A former television presenter who returned to view when issuing long, impassioned and claptrap-ridden video monologues late last year, Gunn has appeared repeatedly from the Wellington protest on Counterspin. She is keen to start a political party, which sets her at odds with Alp, who wants all political parties abolished. 

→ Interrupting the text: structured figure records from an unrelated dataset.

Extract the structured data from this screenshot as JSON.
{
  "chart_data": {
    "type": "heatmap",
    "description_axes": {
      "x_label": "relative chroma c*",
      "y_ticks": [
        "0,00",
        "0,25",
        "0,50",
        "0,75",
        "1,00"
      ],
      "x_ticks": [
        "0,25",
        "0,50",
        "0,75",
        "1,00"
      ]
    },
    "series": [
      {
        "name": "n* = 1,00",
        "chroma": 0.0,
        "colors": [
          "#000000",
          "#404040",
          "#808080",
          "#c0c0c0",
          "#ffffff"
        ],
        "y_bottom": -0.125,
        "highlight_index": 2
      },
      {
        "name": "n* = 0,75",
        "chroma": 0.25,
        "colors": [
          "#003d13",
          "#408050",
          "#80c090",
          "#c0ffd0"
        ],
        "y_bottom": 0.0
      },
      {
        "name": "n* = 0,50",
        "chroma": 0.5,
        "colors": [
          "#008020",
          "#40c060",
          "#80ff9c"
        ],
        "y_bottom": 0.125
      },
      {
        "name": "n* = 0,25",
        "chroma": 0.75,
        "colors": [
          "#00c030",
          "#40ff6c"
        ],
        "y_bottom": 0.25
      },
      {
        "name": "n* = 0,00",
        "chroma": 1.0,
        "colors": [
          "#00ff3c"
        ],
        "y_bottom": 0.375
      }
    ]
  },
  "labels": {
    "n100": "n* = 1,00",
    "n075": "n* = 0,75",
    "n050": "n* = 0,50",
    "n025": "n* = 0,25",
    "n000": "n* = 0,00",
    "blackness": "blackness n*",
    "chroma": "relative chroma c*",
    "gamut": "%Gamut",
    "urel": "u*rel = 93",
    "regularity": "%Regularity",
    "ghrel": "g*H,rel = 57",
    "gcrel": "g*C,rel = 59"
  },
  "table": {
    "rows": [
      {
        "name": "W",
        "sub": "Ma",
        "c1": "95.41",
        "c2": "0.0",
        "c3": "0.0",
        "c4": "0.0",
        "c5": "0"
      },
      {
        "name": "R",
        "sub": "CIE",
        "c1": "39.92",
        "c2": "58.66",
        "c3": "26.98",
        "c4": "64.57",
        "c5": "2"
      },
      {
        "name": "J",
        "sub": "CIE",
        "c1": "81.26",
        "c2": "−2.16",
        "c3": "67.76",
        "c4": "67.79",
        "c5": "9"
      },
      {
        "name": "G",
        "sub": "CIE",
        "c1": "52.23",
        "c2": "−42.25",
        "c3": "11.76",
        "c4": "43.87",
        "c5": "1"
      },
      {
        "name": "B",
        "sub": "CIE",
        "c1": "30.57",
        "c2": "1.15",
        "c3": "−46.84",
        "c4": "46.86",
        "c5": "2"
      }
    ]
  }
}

Former newsreader and journalist Liz Gunn confronting a 1News crew as they were departing a North Shore vaccination site.

Matt King

Former National MP for Northland. Flirted with anti-vaxx misinformation. Quit the National Party. Attended and addressed the protest. And now joins the queue of figures who say they want to start a new political party.

Action Zealandia

A far-right white supremacist group, Action Zealandia has boasted of a presence at parliament grounds. A member also accessed a construction site on a nearby building that is usually part of the parliamentary complex and filmed the protest, raising alarm bells.

Philip Arps

The convicted white supremacist was arrested in Picton this week while on his way to the occupation in Wellington after being heard in a petrol station saying he was heading for a “public execution” and suggesting he was likely to be imprisoned. 

 

This article originally stated Brian Tamaki was appealing a conviction. In fact he successfully appealed his remand and is contesting charges. Apologies for the error.